Unfortunately the Craftsman no-hassle lifetime warranty only applies to hand tools, not powered ones.
FWIW Craftsman power tools don’t have such a hot reputation in the woodworking community. They are all made by outside vendors. It was Emerson electric until just a couple of years ago. Emerson now supplies all the power tools sold under the Rigid name. IMO you might be happier in the long run getting a somewhat better miter saw than the low end model syou’re considering. I have tools from Delta, Ridgid, DeWalt and Makita but don’t have a miter saw. YMMV
I’ve always had good luck with Craftsman tools, as long as they are the bashing/cutting/twisting kind. The tools where you supply the force.
Once a motor hits a Craftsman the tool turns out less good.(The chipper/shredder fiasco comes to mind) I don’t know what it is (probably those pesky sub-contractors) but the power tools Craftsman puts out just aren’t as good as I’d hope.
I like the handles on some of the DeWalt miter saws. They are mounted in a horizontal position rather than vertical. Some of the miter saws I’ve used have a downward curving handle that’s uncomfortable unless the saw is mounted below waist level.
I have a Craftsman contractor table saw that has worked fine for seven years or so. I think I’ve gotten my money’s worth. I did add an after market rip fence because the one that came with the saw was junk.
You want to check out the power output of the motors. The Craftsman might be $20 more powerful. If they have the same power rating you can look for other features that might make one or the other easier to use. Both Sears and Home Depot have good return policies so whichever one you do buy, if you are not happy with it you can probably return it.
I just happen to have a recent issue of the tool crib catalog handy. I see that Delta has three 10" CMS. The 36-220K @ $169, the 36-075 @ $174, and the 36-225 @ $189. If the Delta you saw at Homey’s was the 220K, I’d pass. According to the blurb, although it comes with all sorts of extras (work supports, work stop, vice clamp, etc.), it also has a steel rather than carbide tipped blade. The other Delta saws look reasonable. I know that my local Homey’s has been discounting a lot of their Delta stock and replacing it with Ridgid stuff, so if it’s one of the other Delta saws, it might be a good deal.
I can’t recommend any Sears/Craftsman power tools, for reasons others have mentioned.

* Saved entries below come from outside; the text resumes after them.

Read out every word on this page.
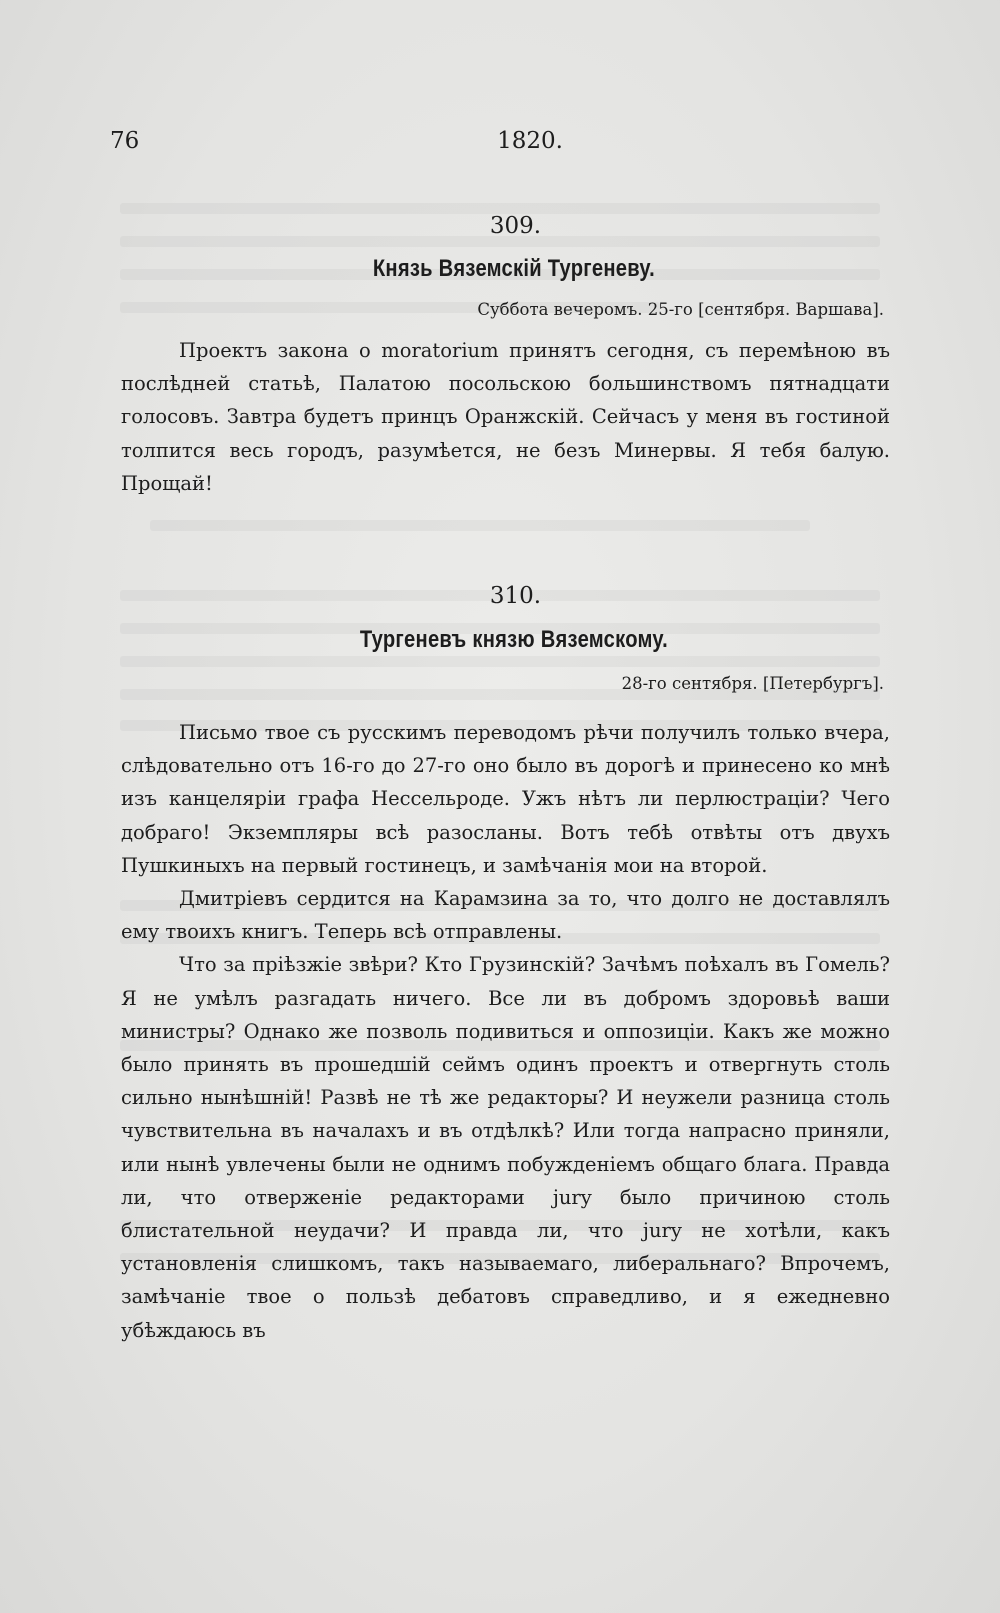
76	1820.
309.
Князь Вяземскій Тургеневу.
Суббота вечеромъ. 25-го [сентября. Варшава].

Проектъ закона о moratorium принятъ сегодня, съ перемѣною въ послѣдней статьѣ, Палатою посольскою большинствомъ пятнадцати голосовъ. Завтра будетъ принцъ Оранжскій. Сейчасъ у меня въ гостиной толпится весь городъ, разумѣется, не безъ Минервы. Я тебя балую. Прощай!

310.
Тургеневъ князю Вяземскому.
28-го сентября. [Петербургъ].

Письмо твое съ русскимъ переводомъ рѣчи получилъ только вчера, слѣдовательно отъ 16-го до 27-го оно было въ дорогѣ и принесено ко мнѣ изъ канцеляріи графа Нессельроде. Ужъ нѣтъ ли перлюстраціи? Чего добраго! Экземпляры всѣ разосланы. Вотъ тебѣ отвѣты отъ двухъ Пушкиныхъ на первый гостинецъ, и замѣчанія мои на второй.

Дмитріевъ сердится на Карамзина за то, что долго не доставлялъ ему твоихъ книгъ. Теперь всѣ отправлены.

Что за пріѣзжіе звѣри? Кто Грузинскій? Зачѣмъ поѣхалъ въ Гомель? Я не умѣлъ разгадать ничего. Все ли въ добромъ здоровьѣ ваши министры? Однако же позволь подивиться и оппозиціи. Какъ же можно было принять въ прошедшій сеймъ одинъ проектъ и отвергнуть столь сильно нынѣшній! Развѣ не тѣ же редакторы? И неужели разница столь чувствительна въ началахъ и въ отдѣлкѣ? Или тогда напрасно приняли, или нынѣ увлечены были не однимъ побужденіемъ общаго блага. Правда ли, что отверженіе редакторами jury было причиною столь блистательной неудачи? И правда ли, что jury не хотѣли, какъ установленія слишкомъ, такъ называемаго, либеральнаго? Впрочемъ, замѣчаніе твое о пользѣ дебатовъ справедливо, и я ежедневно убѣждаюсь въ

In a later message, you mentioned that you’d be using it building a deck. If you don’t want to pay for a slider, I’d at the very least consider a 12" CMS. This will allow you to use 2x6" instead of 2x4" boards. I prefer 6" material for two reasons: (IMO) it looks better, and after you’ve spent the time and have fussed with and shimmed and fastened another 2x4", you’re only 3.5" farther along.
I personally have the Dewalt SCMS. I’ve replaced the stock blade with a Forrest Chopmaster and couldn’t be happier. I’ve been using it the last few weeks on a Pelawan (extremely dense, like teak or rosewood) deck. I would recommend it, or it’s CMS little brother. I wouldn’t have a problem with the Delta, P-C, Makita, or Hitachi 12" saws either. If that’s out of your price range, I’d buy a 10" saw from the same manufacturers.

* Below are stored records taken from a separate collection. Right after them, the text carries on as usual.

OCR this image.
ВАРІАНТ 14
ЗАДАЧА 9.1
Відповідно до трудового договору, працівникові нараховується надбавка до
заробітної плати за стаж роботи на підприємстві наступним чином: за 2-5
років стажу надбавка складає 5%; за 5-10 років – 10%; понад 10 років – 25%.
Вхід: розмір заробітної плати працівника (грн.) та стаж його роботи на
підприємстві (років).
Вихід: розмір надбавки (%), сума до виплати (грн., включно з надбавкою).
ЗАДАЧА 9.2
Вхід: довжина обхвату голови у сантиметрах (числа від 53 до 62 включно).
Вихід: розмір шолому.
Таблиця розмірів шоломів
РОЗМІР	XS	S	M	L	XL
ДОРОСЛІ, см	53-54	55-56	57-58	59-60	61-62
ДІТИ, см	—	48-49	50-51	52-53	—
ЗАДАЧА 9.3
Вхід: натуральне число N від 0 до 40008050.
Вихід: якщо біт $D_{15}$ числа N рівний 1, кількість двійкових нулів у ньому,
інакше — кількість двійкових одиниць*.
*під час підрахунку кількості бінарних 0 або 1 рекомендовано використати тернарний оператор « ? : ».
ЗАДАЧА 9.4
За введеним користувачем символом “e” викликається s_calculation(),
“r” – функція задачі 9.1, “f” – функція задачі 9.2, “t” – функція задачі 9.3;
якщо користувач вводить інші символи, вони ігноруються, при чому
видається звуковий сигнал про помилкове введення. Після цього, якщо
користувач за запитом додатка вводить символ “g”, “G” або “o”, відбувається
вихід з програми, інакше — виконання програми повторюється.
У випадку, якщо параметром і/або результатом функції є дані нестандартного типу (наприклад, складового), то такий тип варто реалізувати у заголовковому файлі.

I have mixed feelings about Ridgid tools. They’re made by Emmerson, which made a lot of the Sears stuff that doesn’t have a good reputation. On the other hand, it now has a lifetime warranty, so if there is a problem, you may have better results getting it results. If it means anything, the only Ridgid tool I have is the shop vac.

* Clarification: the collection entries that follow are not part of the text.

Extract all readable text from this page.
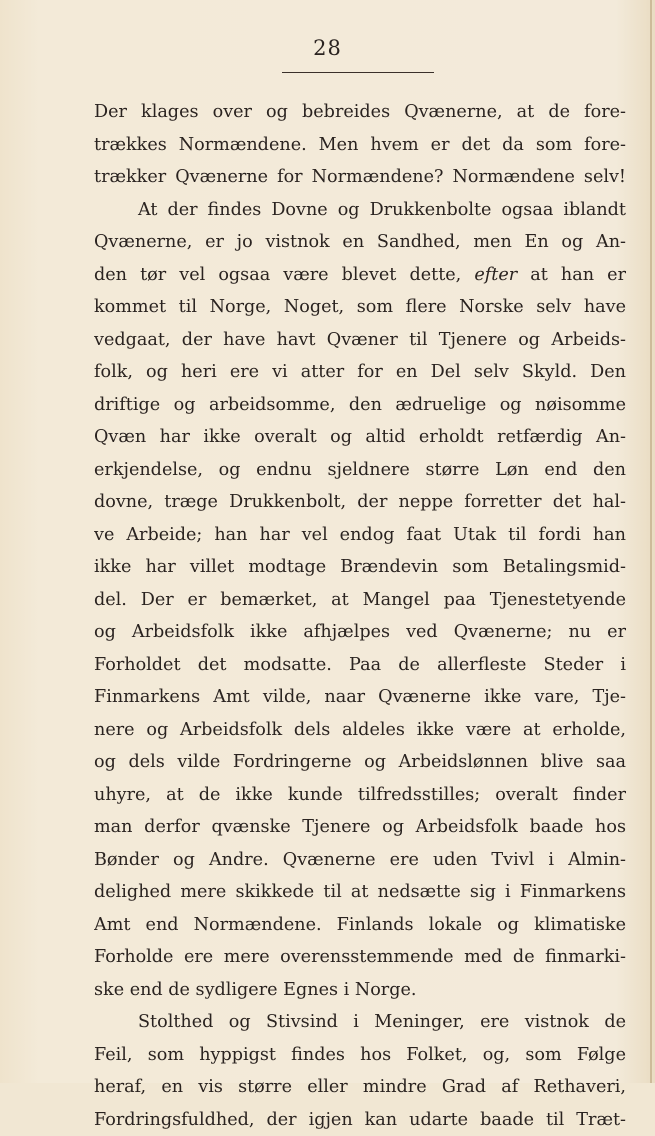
28
Der klages over og bebreides Qvænerne, at de fore-
trækkes Normændene. Men hvem er det da som fore-
trækker Qvænerne for Normændene? Normændene selv!
At der findes Dovne og Drukkenbolte ogsaa iblandt
Qvænerne, er jo vistnok en Sandhed, men En og An-
den tør vel ogsaa være blevet dette, efter at han er
kommet til Norge, Noget, som flere Norske selv have
vedgaat, der have havt Qvæner til Tjenere og Arbeids-
folk, og heri ere vi atter for en Del selv Skyld. Den
driftige og arbeidsomme, den ædruelige og nøisomme
Qvæn har ikke overalt og altid erholdt retfærdig An-
erkjendelse, og endnu sjeldnere større Løn end den
dovne, træge Drukkenbolt, der neppe forretter det hal-
ve Arbeide; han har vel endog faat Utak til fordi han
ikke har villet modtage Brændevin som Betalingsmid-
del. Der er bemærket, at Mangel paa Tjenestetyende
og Arbeidsfolk ikke afhjælpes ved Qvænerne; nu er
Forholdet det modsatte. Paa de allerfleste Steder i
Finmarkens Amt vilde, naar Qvænerne ikke vare, Tje-
nere og Arbeidsfolk dels aldeles ikke være at erholde,
og dels vilde Fordringerne og Arbeidslønnen blive saa
uhyre, at de ikke kunde tilfredsstilles; overalt finder
man derfor qvænske Tjenere og Arbeidsfolk baade hos
Bønder og Andre. Qvænerne ere uden Tvivl i Almin-
delighed mere skikkede til at nedsætte sig i Finmarkens
Amt end Normændene. Finlands lokale og klimatiske
Forholde ere mere overensstemmende med de finmarki-
ske end de sydligere Egnes i Norge.
Stolthed og Stivsind i Meninger, ere vistnok de
Feil, som hyppigst findes hos Folket, og, som Følge
heraf, en vis større eller mindre Grad af Rethaveri,
Fordringsfuldhed, der igjen kan udarte baade til Træt-
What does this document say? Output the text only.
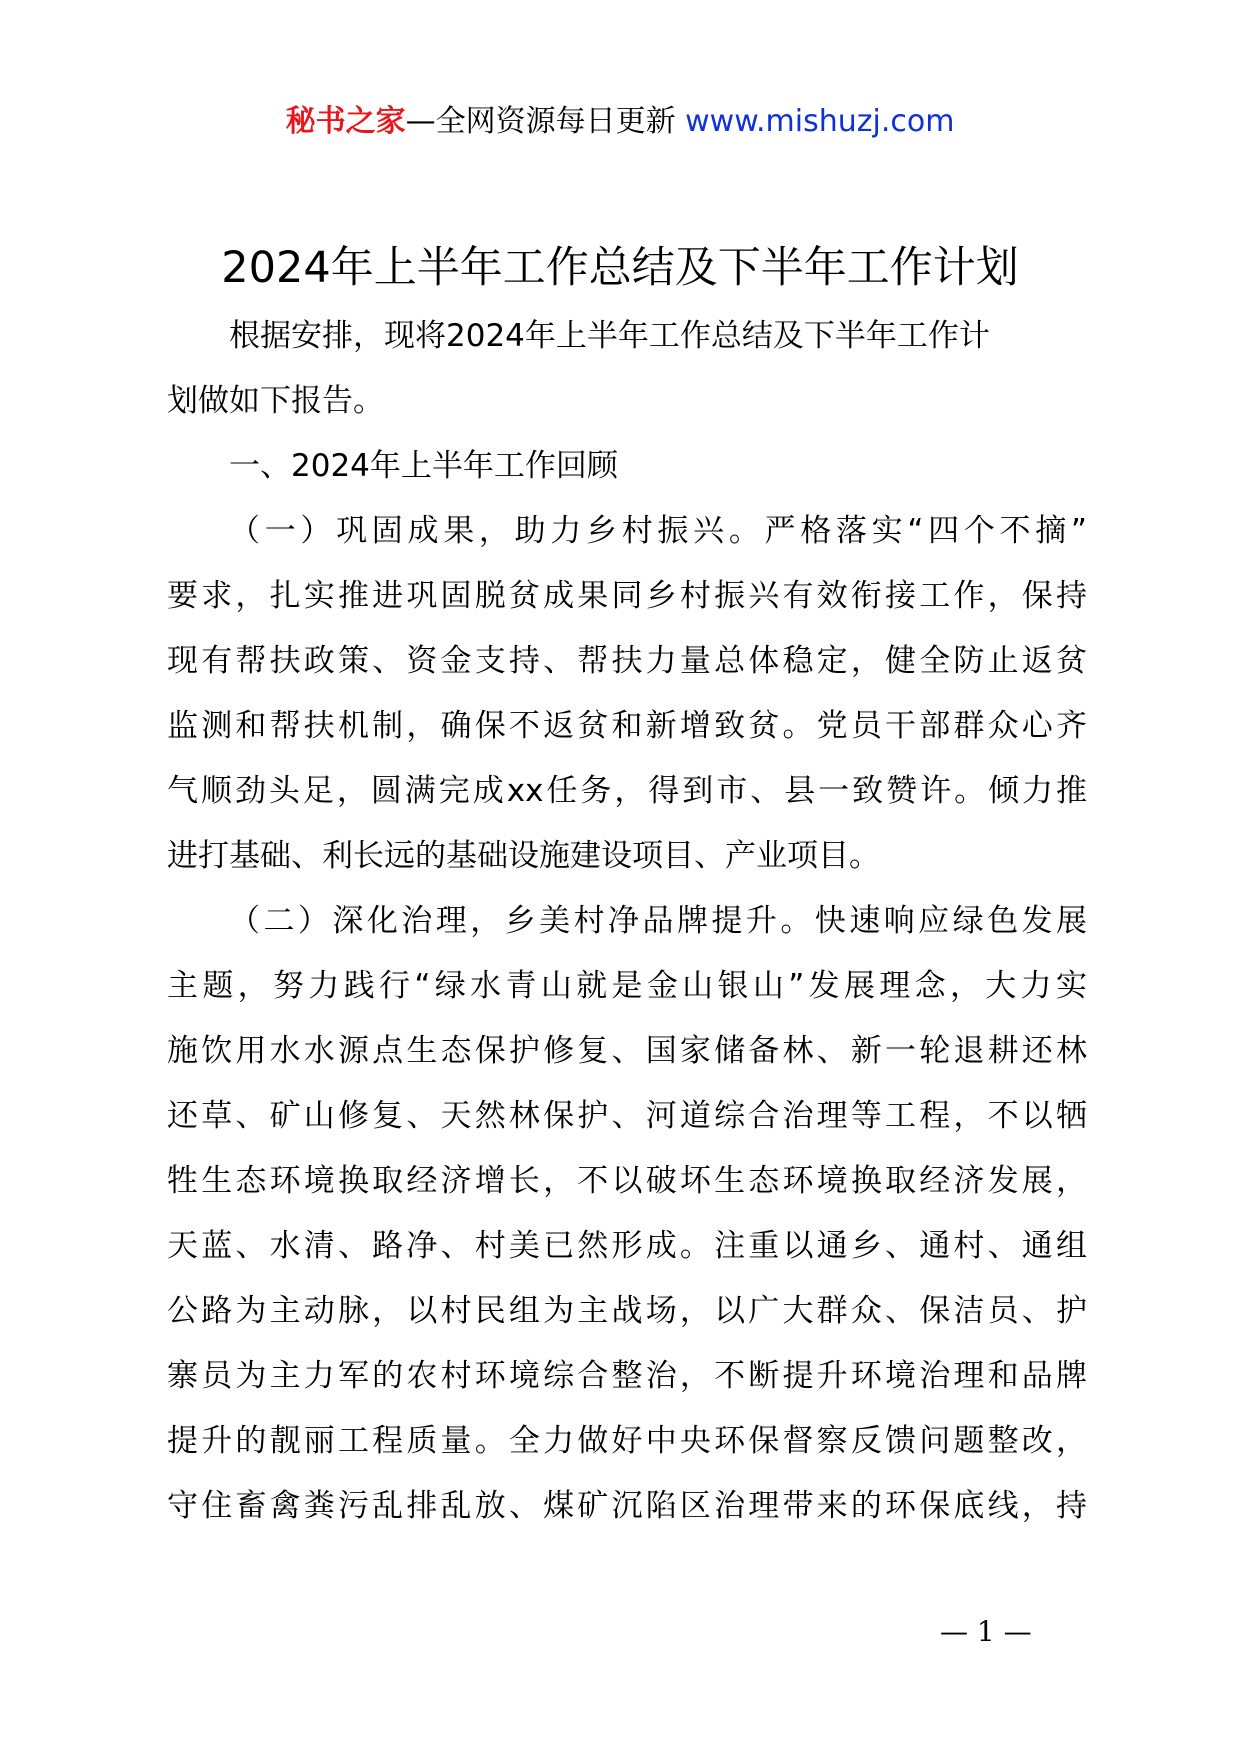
秘书之家—全网资源每日更新 www.mishuzj.com
2024年上半年工作总结及下半年工作计划
根据安排，现将2024年上半年工作总结及下半年工作计
划做如下报告。
一、2024年上半年工作回顾
（一）巩固成果，助力乡村振兴。严格落实“四个不摘”
要求，扎实推进巩固脱贫成果同乡村振兴有效衔接工作，保持
现有帮扶政策、资金支持、帮扶力量总体稳定，健全防止返贫
监测和帮扶机制，确保不返贫和新增致贫。党员干部群众心齐
气顺劲头足，圆满完成xx任务，得到市、县一致赞许。倾力推
进打基础、利长远的基础设施建设项目、产业项目。
（二）深化治理，乡美村净品牌提升。快速响应绿色发展
主题，努力践行“绿水青山就是金山银山”发展理念，大力实
施饮用水水源点生态保护修复、国家储备林、新一轮退耕还林
还草、矿山修复、天然林保护、河道综合治理等工程，不以牺
牲生态环境换取经济增长，不以破坏生态环境换取经济发展，
天蓝、水清、路净、村美已然形成。注重以通乡、通村、通组
公路为主动脉，以村民组为主战场，以广大群众、保洁员、护
寨员为主力军的农村环境综合整治，不断提升环境治理和品牌
提升的靓丽工程质量。全力做好中央环保督察反馈问题整改，
守住畜禽粪污乱排乱放、煤矿沉陷区治理带来的环保底线，持
— 1 —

Remember, the more expensive saws tend to have better blades. It is a false economy to buy a less expensive saw only to have to buy a $40 (or more) blade shortly afterwards.
You want a power saw that is guaranteed to produce a testosterone surge in even the meekest of men? Try a vintage DeWalt radial arm saw. My dad has a 20" saw. The only real drawback (besides the friggin’ 800lb gross weight) is that it requires three-phase power to run. This saw will cut an 8"x8" timber in one pass.
Unfortunately, these saws have been out of production since the 1950’s. [/hijack]
As far as power tools, I, too, have had relatively poor luck with Craftsman products. Newer B&D tools have been a bit disappointing, too. That’s surprising considering that B&D owns DeWalt.
DeWalt, Mikita, Milwaukee, Porter-Cable, and Bosch ($$$$$$) tools have all been more than satisfactory, however.
All hope is not lost. The Original Saw Company still makes the “DeWalt” radial arm saws, including the 20" monster. Don’t let the three-phase requirement turn you off, you can easily solve that with a phase converter.
I have been considering the 14" model myself. I don’t really need it — My DeWalt SCMS does almost everything I need. But it would sure be nice for crosscut dados.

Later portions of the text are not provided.